Proximal Approximate Inference in State-Space Models
Hany Abdulsamad, Ángel F. García-Fernández, Simo Särkkä
TL;DR
This work reframes Bayesian smoothing in nonlinear, non-Gaussian state-space models as a dynamic, entropic proximal optimization problem. By enforcing KL-based trust regions and employing forward, reverse, or hybrid Gauss–Markov factorizations, it yields efficient forward–backward recursive smoothing algorithms that operate in log-space and scale linearly with horizon. Themethod leverages two practical posterior approximations—Generalized Statistical Linear Regression and Fourier–Hermite moment matching—to obtain tractable quadratic potentials and closed-form updates for Gaussian marginals. Together, these elements provide a principled, scalable framework that unifies classical smoothing with modern variational inference, enabling accurate inference in complex temporal models with strong computational properties.
Abstract
We present a class of algorithms for state estimation in nonlinear, non-Gaussian state-space models.
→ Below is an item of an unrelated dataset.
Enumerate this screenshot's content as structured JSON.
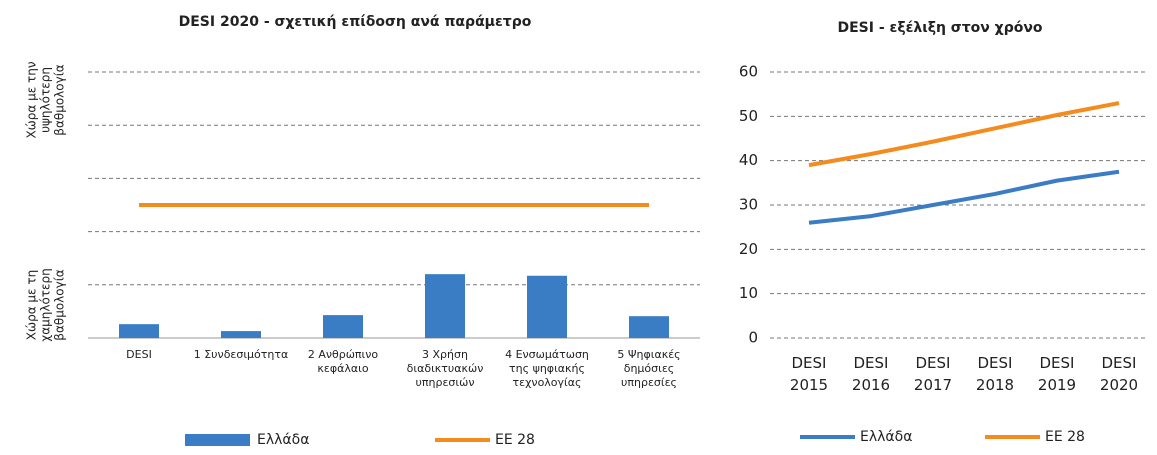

Our approach is based on a variational Lagrangian formulation that casts Bayesian inference as a sequence of entropic trust-region updates subject to dynamic constraints. This framework gives rise to a family of forward-backward algorithms, whose structure is determined by the chosen factorization of the variational posterior. By focusing on Gauss--Markov approximations, we derive recursive schemes with favorable computational complexity. For general nonlinear, non-Gaussian models we close the recursions using generalized statistical linear regression and Fourier--Hermite moment matching.